Redistricting Data Hub

4.1.6 COVID policy impact

Create shiny app to examine trends relating COVID cases and different policies implemented (masking, vaccine requirements, social distancing). Can be at state or country level.

COVID tracking

4.1.7 Modeling climate change

Use climate data from GEE ee.ImageCollection("NASA/NEX-DCP30") to estimate impacts on heat stress, drought and precipitation. Use the rgee library to create a Shiny app. rgee link

rgee sample app

4.1.8 USF projects

4.1.8.1 Are neighborhoods with public housing more brightly lit than those without?

Following up on previous semesters’ work (and processed further for the Urban Studies Foundation summer institute) that used VIIRS nightlights data to show that neighborhoods with public housing (in New York and several other cities) are more brightly lit than comparable neighborhoods without, we want to enhance the existing analyses by increasing the number of cities examined, and improving the analysis of variables.

This will entail collecting data on public housing projects and building footpoints from other US cities, and then collecting and analyzing the nightlights data following the steps in the previous project.

4.2 New projects

4.2.1 Analyzing cropland data

The Agricultural Impacts Research Group, through the Mapping Africa project and several funded projects (e.g. work Farmerline, a farmer services provider, for the Enabling Crop Analytics at Scale (ECAAS) project) and the Lacuna Fund, has mapped croplands in various countries throughout Africa. Wall-to-wall, high resolution maps of field boundaries exist for Ghana, Zambia, and the Republic of Congo, which were developed using neural networks. An Africa’s wide sample of images and digitized field boundaries was recently collected.

There are several possible projects available from these data.

4.2.1.1 Assess country–scale field dynamics

There are several potential Working with a set of cropland predictions at 3 m resolution throughout Ghana, convert the predictions to individual field boundaries using python scripts plus R, and then estimate field sizes throughout the region. Can this dataset be used to identify center pivot irrigation?

4.2.1.2 Analyze annual field dynamics

There are several possibilities:

  • Maps of Ghana for several years exist, in the form of 5x5 km tiles score maps produced by a neural network. These need to be assembled and mosaicked into country scale maps, and then annual frequency of and changes in intensity of cropping can be assessed.

  • A comparison of field characteristics between Ghana and another country, e.g. Zambia or Republic for Congo

  • Use the continent wide field boundaries to assess regional difference in field size. Examine whether there are any regional trend in field size over the 7 year times series. Calculate uncertainty metrics in the collected data based on overlaps between multiple labellers’ maps for the same locations.

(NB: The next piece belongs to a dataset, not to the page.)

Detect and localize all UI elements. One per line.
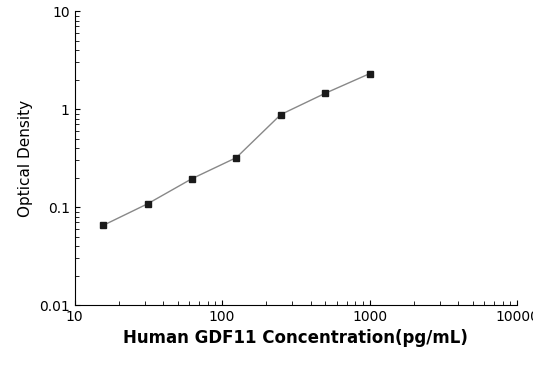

4.2.2 Create a drone sampling tool

For our prior ECAAS project, we created a method for using Open Street Maps data together with agricultural layers and gridded cluster to develop an approach for creating drone-based probability samples. The method used R packages to do the job, but never went beyond scripts. Turn this approach into a generalizable R package that can be applied nearly anywhere. Demonstrate that it produces probabilistic samples that are representative of the landscapes being sampled.

4.2.3 Improve the polygonization of crop fields

Our current mapping project using R functions to polygonize field objects predicted by our neural networks. The shapes could be better regularized to be less rounded. Find an approach for regularizing polygons in R.